Ipoh-Menglembu

Defunct federal constituency
- Legislature: Dewan Rakyat
- Constituency created: 1955
- Constituency abolished: 1959
- First contested: 1955
- Last contested: 1957

= Ipoh-Menglembu (Federal Legislative Council constituency) =

Ipoh-Menglembu was a federal constituency in Perak, Malaysia, that has been represented in the Federal Legislative Council from 1955 to 1959.

The federal constituency was created in the 1955 redistribution and is mandated to return a single member to the Federal Legislative Council under the first past the post voting system.

== History ==
It was abolished in 1959 when it was redistributed.

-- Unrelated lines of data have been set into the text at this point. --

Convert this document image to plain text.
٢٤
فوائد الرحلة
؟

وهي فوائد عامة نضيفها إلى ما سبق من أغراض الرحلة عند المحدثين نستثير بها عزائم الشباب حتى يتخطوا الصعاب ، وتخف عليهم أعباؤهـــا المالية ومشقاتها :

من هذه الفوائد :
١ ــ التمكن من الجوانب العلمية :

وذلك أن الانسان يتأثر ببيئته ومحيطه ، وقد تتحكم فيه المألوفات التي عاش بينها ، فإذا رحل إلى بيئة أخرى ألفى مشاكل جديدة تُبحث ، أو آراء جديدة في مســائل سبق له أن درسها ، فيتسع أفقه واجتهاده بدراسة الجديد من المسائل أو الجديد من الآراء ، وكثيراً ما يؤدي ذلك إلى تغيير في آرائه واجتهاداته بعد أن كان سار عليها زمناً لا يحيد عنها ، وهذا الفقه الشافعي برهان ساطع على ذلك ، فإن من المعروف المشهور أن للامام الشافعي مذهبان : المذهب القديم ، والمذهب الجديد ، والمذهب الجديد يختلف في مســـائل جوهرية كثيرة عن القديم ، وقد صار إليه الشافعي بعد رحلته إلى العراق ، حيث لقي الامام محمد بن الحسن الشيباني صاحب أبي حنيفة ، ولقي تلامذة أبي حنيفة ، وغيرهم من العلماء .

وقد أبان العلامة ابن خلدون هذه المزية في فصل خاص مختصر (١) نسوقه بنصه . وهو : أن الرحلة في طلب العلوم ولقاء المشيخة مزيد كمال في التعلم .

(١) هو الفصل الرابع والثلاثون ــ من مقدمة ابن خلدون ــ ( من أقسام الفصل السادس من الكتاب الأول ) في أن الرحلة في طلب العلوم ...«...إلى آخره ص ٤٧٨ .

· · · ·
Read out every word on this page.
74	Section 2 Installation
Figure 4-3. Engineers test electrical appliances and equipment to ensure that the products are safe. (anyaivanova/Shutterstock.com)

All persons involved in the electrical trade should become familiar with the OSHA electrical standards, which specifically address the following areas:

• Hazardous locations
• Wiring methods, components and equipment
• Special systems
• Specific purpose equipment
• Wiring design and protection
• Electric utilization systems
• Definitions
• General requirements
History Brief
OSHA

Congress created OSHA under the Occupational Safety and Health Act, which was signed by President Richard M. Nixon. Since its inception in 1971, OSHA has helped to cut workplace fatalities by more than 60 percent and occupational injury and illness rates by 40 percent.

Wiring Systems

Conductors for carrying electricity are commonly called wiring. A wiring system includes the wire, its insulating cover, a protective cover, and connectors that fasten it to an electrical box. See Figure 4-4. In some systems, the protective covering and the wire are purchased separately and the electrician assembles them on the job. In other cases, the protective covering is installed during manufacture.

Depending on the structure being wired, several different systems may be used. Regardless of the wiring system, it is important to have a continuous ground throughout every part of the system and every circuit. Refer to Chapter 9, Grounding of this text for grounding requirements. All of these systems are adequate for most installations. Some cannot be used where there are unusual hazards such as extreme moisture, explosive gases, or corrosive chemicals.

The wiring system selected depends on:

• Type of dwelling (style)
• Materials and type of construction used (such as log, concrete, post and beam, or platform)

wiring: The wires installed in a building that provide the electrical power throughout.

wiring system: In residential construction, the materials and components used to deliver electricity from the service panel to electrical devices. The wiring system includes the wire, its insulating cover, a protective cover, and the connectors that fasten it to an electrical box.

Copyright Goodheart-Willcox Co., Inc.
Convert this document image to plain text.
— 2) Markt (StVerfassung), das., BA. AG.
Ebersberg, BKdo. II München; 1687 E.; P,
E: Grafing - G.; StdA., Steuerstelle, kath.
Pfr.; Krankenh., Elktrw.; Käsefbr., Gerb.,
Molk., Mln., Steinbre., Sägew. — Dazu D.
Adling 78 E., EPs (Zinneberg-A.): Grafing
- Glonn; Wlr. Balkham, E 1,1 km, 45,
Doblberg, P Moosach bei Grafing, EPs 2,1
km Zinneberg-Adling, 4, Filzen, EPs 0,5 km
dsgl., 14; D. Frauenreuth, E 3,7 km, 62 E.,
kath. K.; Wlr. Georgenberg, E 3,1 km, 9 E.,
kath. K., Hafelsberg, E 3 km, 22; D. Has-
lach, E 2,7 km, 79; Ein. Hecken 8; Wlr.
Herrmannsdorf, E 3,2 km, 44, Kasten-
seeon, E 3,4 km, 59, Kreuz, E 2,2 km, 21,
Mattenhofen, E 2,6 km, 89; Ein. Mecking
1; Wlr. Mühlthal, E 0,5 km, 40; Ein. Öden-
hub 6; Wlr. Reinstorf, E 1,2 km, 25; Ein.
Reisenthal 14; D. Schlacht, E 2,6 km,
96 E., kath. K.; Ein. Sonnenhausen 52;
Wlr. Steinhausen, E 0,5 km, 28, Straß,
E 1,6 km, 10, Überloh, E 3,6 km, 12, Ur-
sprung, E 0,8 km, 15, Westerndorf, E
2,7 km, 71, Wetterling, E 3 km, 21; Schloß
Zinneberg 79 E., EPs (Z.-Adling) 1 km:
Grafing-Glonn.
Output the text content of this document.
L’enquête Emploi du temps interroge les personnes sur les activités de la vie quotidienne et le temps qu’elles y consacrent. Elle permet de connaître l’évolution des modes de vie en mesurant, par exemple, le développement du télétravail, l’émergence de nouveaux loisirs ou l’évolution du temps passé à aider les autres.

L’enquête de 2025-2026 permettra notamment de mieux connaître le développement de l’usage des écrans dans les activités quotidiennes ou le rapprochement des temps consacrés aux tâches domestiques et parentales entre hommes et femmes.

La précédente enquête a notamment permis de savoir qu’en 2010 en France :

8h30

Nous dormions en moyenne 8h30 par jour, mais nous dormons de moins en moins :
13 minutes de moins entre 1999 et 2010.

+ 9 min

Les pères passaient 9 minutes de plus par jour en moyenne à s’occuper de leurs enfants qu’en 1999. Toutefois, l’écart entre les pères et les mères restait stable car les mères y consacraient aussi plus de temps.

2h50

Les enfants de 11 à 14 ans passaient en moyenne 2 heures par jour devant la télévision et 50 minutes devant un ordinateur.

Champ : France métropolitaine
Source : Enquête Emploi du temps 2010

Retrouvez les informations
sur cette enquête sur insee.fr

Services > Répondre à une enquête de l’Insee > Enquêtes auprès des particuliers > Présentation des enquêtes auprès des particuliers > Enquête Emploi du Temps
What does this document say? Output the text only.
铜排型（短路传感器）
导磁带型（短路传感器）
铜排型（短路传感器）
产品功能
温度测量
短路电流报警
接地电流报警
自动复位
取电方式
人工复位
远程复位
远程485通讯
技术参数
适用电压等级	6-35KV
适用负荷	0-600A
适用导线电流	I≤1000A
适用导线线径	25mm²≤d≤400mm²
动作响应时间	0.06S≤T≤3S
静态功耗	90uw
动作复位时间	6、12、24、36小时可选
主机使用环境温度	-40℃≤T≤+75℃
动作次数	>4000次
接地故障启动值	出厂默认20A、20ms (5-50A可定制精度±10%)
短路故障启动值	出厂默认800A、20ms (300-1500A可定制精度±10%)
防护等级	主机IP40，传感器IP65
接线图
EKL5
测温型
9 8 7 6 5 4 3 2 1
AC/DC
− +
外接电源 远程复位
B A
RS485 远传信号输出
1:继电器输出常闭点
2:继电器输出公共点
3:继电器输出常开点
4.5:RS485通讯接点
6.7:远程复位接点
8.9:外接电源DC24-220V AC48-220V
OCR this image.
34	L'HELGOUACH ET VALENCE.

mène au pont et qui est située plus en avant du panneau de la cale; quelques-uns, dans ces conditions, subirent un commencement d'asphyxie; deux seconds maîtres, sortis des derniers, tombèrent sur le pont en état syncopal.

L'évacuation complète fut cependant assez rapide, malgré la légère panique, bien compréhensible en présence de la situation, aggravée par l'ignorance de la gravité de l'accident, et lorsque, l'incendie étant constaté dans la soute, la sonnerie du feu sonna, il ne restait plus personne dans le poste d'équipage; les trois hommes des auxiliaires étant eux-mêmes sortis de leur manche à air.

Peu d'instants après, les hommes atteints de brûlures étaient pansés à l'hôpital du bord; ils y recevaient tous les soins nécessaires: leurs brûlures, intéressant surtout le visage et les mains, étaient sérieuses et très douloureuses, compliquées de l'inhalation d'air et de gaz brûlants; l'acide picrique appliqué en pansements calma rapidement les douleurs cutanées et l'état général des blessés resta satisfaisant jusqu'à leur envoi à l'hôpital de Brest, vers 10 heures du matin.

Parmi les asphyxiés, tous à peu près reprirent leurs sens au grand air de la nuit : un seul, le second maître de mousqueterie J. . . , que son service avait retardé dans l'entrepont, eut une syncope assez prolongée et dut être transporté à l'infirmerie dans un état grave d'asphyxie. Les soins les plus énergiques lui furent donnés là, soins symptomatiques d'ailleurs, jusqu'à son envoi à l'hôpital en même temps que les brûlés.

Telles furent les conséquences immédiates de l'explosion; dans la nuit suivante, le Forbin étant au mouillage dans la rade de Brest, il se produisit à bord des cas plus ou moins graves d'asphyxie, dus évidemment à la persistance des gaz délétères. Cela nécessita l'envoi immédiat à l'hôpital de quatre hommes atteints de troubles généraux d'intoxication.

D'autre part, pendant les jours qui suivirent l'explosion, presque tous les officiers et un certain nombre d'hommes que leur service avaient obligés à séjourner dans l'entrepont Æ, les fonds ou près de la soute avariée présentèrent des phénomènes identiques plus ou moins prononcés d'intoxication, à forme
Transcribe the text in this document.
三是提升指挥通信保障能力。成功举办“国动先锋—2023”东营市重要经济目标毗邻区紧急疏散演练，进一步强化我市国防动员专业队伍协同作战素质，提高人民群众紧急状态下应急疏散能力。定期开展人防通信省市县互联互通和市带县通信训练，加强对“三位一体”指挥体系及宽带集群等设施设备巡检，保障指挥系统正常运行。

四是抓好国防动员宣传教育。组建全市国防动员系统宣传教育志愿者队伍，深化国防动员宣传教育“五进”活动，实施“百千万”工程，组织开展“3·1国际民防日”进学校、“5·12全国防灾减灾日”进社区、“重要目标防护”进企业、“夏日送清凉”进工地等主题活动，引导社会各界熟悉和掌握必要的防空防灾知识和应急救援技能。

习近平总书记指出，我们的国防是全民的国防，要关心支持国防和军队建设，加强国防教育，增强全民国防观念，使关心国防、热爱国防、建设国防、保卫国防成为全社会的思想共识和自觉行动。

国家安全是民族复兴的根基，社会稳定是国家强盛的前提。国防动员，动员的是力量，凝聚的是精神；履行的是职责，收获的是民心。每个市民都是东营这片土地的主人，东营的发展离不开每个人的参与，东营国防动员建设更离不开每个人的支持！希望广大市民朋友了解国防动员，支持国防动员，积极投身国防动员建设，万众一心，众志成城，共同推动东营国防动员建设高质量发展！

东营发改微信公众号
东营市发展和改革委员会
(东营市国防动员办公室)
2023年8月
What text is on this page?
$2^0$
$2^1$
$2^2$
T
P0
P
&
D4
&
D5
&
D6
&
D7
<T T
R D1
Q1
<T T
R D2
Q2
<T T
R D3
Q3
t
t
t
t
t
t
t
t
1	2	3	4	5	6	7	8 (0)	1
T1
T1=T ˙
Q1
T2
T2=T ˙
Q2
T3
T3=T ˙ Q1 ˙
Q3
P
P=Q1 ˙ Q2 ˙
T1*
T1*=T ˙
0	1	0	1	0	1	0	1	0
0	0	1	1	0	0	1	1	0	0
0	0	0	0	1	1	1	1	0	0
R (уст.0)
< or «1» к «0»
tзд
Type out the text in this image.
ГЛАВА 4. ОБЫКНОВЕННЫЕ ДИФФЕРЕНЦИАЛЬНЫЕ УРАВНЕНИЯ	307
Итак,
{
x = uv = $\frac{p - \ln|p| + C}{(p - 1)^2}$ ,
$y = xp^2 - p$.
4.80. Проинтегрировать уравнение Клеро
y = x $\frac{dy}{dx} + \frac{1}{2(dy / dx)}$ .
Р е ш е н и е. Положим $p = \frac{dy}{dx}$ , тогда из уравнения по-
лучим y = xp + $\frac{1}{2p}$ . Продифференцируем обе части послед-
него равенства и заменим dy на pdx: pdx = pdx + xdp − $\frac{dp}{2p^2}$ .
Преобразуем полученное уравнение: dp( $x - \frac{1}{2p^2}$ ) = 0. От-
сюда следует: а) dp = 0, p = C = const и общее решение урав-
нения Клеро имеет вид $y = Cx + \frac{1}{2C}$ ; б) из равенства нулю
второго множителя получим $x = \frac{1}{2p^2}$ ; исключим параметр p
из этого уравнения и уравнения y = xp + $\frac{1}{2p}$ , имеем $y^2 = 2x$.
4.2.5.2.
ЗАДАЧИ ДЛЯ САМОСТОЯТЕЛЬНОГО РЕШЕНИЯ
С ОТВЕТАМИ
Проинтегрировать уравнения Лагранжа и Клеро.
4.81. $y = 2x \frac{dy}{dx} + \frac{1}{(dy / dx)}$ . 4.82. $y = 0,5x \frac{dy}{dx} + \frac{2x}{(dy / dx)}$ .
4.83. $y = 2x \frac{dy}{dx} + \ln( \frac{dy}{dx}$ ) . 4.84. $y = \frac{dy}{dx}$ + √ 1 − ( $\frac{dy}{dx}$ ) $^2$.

=== Representation history ===

Members of Parliament for Ipoh-Menglembu
| Parliament | Years | Member | Party | Vote Share |
Constituency created
| 1st | 1955-1957 | Leong Yew Koh (梁宇皋) | Alliance (MCA) | 7,421 76.92% |
| 1957-1959 | Darma Raja Seenivasagam (தார்ம ராஜா சீனிவசகம்) | PPP | 5,911 59.09% |
Constituency abolished, split into Ipoh and Menglembu

=== State constituency ===

| Parliamentary constituency | State constituency |  |  |  |  |  |  |
| 1955–59* | 1959–1974 | 1974–1986 | 1986–1995 | 1995–2004 | 2004–2018 | 2018–present |
| Ipoh-Menglembu | Ipoh North |  |  |  |  |  |  |
| Ipoh South |  |  |  |  |  |  |

==Election results==

Malaysian general by-election, 23 November 1957 Upon the resignation of incumbent, Leong Yew Koh
| Party |  | Candidate | Votes | % | ∆% |
|  | PPP | D. R. Seenivasagam | 5,911 | 59.09 | +50.72 |
|  | Alliance | Yap Yin Fah | 4,091 | 40.91 | −36.01 |
| Total valid votes |  |  | 10,002 |
| Total rejected ballots |  |  | 114 |
| Unreturned ballots |  |  |  |
| Turnout |  |  | 10,116 | 62.50 | −20.20 |
| Registered electors |  |  | 16,013 |
| Majority |  |  | 1,820 | 18.18 | −48.55 |
|  | PPP gain from Alliance |  | Swing |  | ? |

Malayan general election, 1955: Ipoh-Menglembu
| Party |  | Candidate | Votes | % |
|  | Alliance | Leong Yew Koh | 7,421 | 76.92 |
|  | National Association of Perak | Loh Ah Kee | 983 | 10.19 |
|  | PPP | D. R. Seenivasagam | 808 | 8.37 |
|  | Independent | W. E. Balasingam | 439 | 4.55 |
| Total valid votes |  |  | 9,651 | 100.00 |
| Total rejected ballots |  |  |  |
| Unreturned ballots |  |  |  |
| Turnout |  |  | 9,651 | 82.70 |
| Registered electors |  |  | 11,610 |
| Majority |  |  | 6,438 | 66.73 |
This was a new constituency created.